Mangasia is a must-buy for anybody who wants to learn about the history of comics in nearly two dozen Asian countries.
Master comics historian Paul Gravett delivers a sumptuously illustrated history of manga, manhwa and all its other variants through twenty different Asian nations. He discusses well-known comics scenes in Japan, South Korea and the Philippines but also lesser-known comics markets in Vietnam, Tibet and Indonesia. This history spans hundreds of years, from classic folkloric art that resembles comics to popular recent manga like Attack on Titan.
Smartly, Gravett divides the book by genre rather than nationality, which allows readers to compare work across countries. A chapter on “Fable and Folklore” includes samples from a miniature Chinese lianhuanhua series depicting a monkey king story, as well as excerpts from an Indonesian comic about embracing traditional culture and Indian comics about Hindu legends. We even get pages from North Korean comics that cover historical and political topics.
The chapter on “Stories and Storytellers” likewise hits the usual suspects like Bakuman from Japan and Singaporean artist Lat’s classic Kampung Boy, but also includes girls’ fantasy comics from South Korea and pages from autobiographical Japanese comics. Maybe my favorite excerpt from this section is from Two Poles, the over-the-top wild Hong Kong story of what happens when a fictional character comes to life and invades his artist’s world, with a wildly diverse art style in the four pages shown.

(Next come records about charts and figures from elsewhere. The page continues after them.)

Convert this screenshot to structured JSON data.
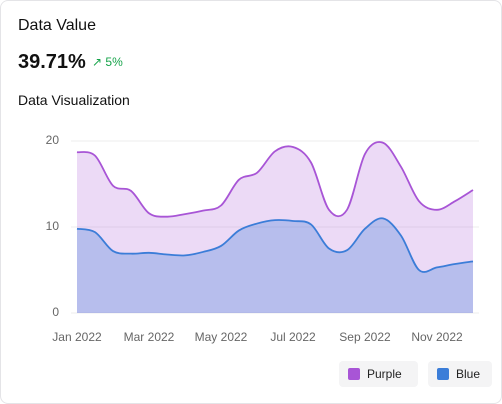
{
  "header": {
    "title": "Data Value",
    "value": "39.71%",
    "change": "5%"
  },
  "chart_data": {
    "type": "area",
    "title": "Data Visualization",
    "categories": [
      "Jan 2022",
      null,
      null,
      null,
      "Mar 2022",
      null,
      null,
      null,
      "May 2022",
      null,
      null,
      null,
      "Jul 2022",
      null,
      null,
      null,
      "Sep 2022",
      null,
      null,
      null,
      "Nov 2022",
      null,
      null
    ],
    "series": [
      {
        "name": "Purple",
        "color": "#a855d6",
        "values": [
          18.7,
          18.3,
          14.8,
          14.2,
          11.6,
          11.2,
          11.5,
          11.9,
          12.5,
          15.5,
          16.3,
          18.8,
          19.3,
          17.5,
          12,
          12,
          18.5,
          19.8,
          17,
          13,
          12,
          13,
          14.3
        ]
      },
      {
        "name": "Blue",
        "color": "#3b7dd8",
        "values": [
          9.8,
          9.4,
          7.2,
          6.9,
          7.0,
          6.8,
          6.7,
          7.1,
          7.8,
          9.6,
          10.4,
          10.8,
          10.7,
          10.3,
          7.5,
          7.3,
          9.8,
          11,
          9,
          5,
          5.3,
          5.7,
          6.0
        ]
      }
    ],
    "ylim": [
      0,
      20
    ],
    "yticks": [
      0,
      10,
      20
    ],
    "grid": true,
    "legend": "bottom-right"
  }
}
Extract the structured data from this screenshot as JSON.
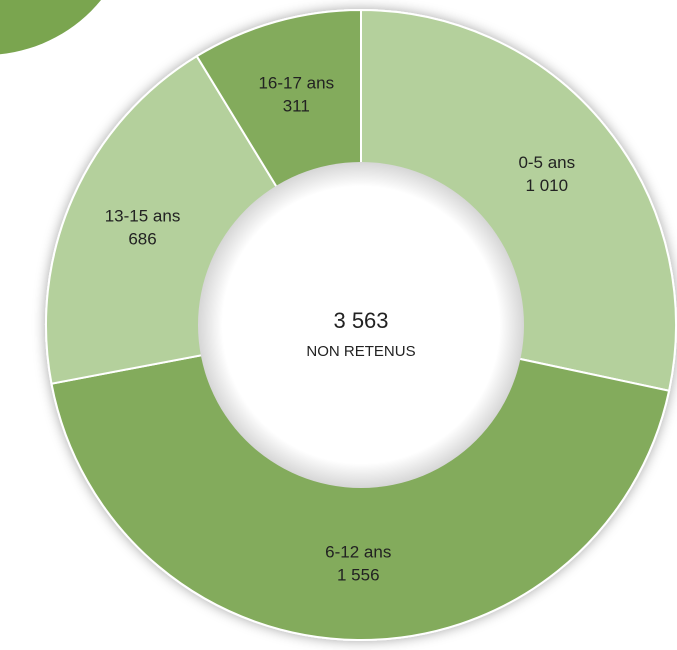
{
  "chart_data": {
    "type": "donut",
    "categories": [
      "0-5 ans",
      "6-12 ans",
      "13-15 ans",
      "16-17 ans"
    ],
    "values": [
      1010,
      1556,
      686,
      311
    ],
    "value_labels": [
      "1 010",
      "1 556",
      "686",
      "311"
    ],
    "colors": [
      "#b4d09c",
      "#83ab5c",
      "#b4d09c",
      "#83ab5c"
    ],
    "center_value": {
      "value": 3563,
      "label": "3 563"
    },
    "center_label": "NON RETENUS"
  }
}
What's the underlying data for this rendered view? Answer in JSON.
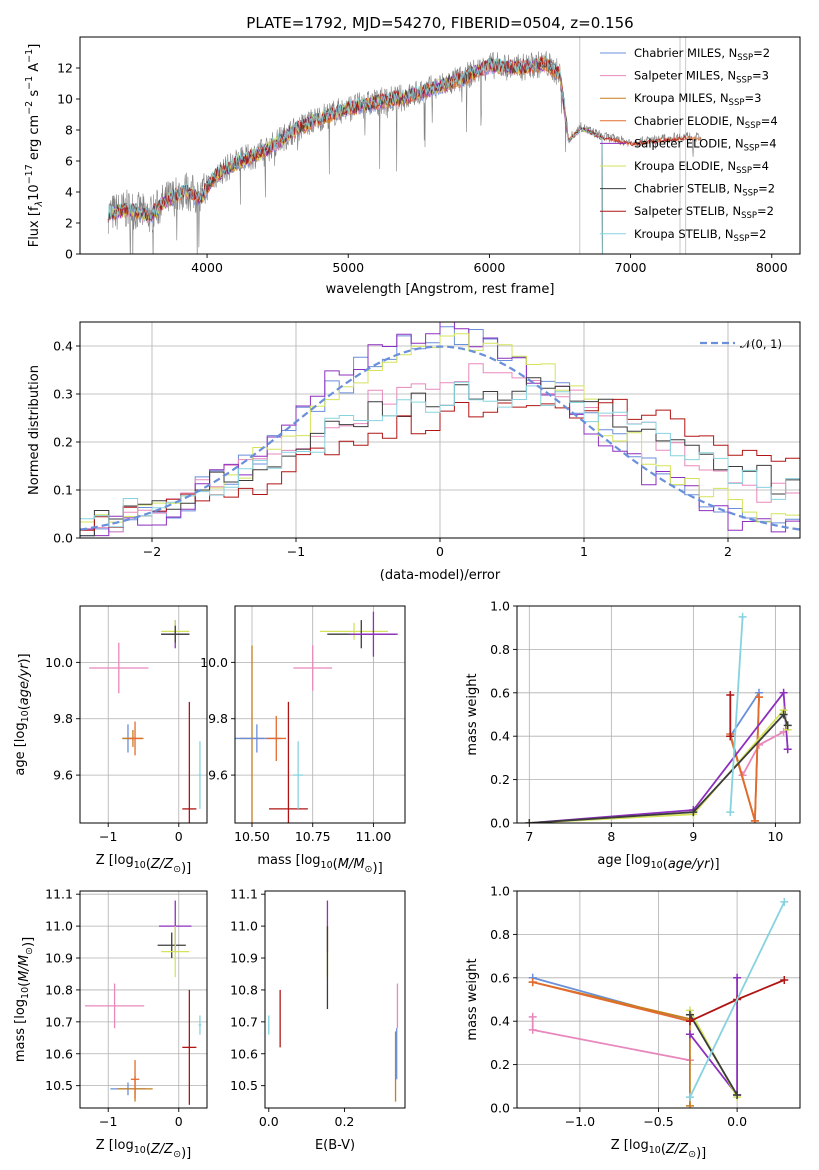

Gravett also discusses several crucial topics. No book of this type could be published without discussing the impact of censorship on the comics industry. He starts with contradictory pronouncements by Douglas McArthur, while head of the occupying force in Japan, that on the one hand Japan have free speech and on the other forbidding the depiction of samurai and ninjas in manga. He also discusses government censorship in South Korea and Taiwan, among other countries, while also providing samples from some of that work. Several of the Filipino comics he includes could have come right from 1950s American comics, with lurid colors and graphic horror.
The strength of Mangasia is also its obvious weakness. As a survey of comics across twenty Asian countries, it casts a wide but shallow net. There are more encyclopedia books about the comics scene in many of these countries (including at least one written by Gravett himself), and I often found myself frustrated by the lack of depth he offers here. But this sort of survey approach allows Gravett to draw comparisons other writers cannot, and that enriches his narrative. The level of research on display here is impressive, and the diversity of art styles he shows is exhilarating.
Paul Gravett has become the dean of comics historians, and this new book is a worthy addition to his oeuvre.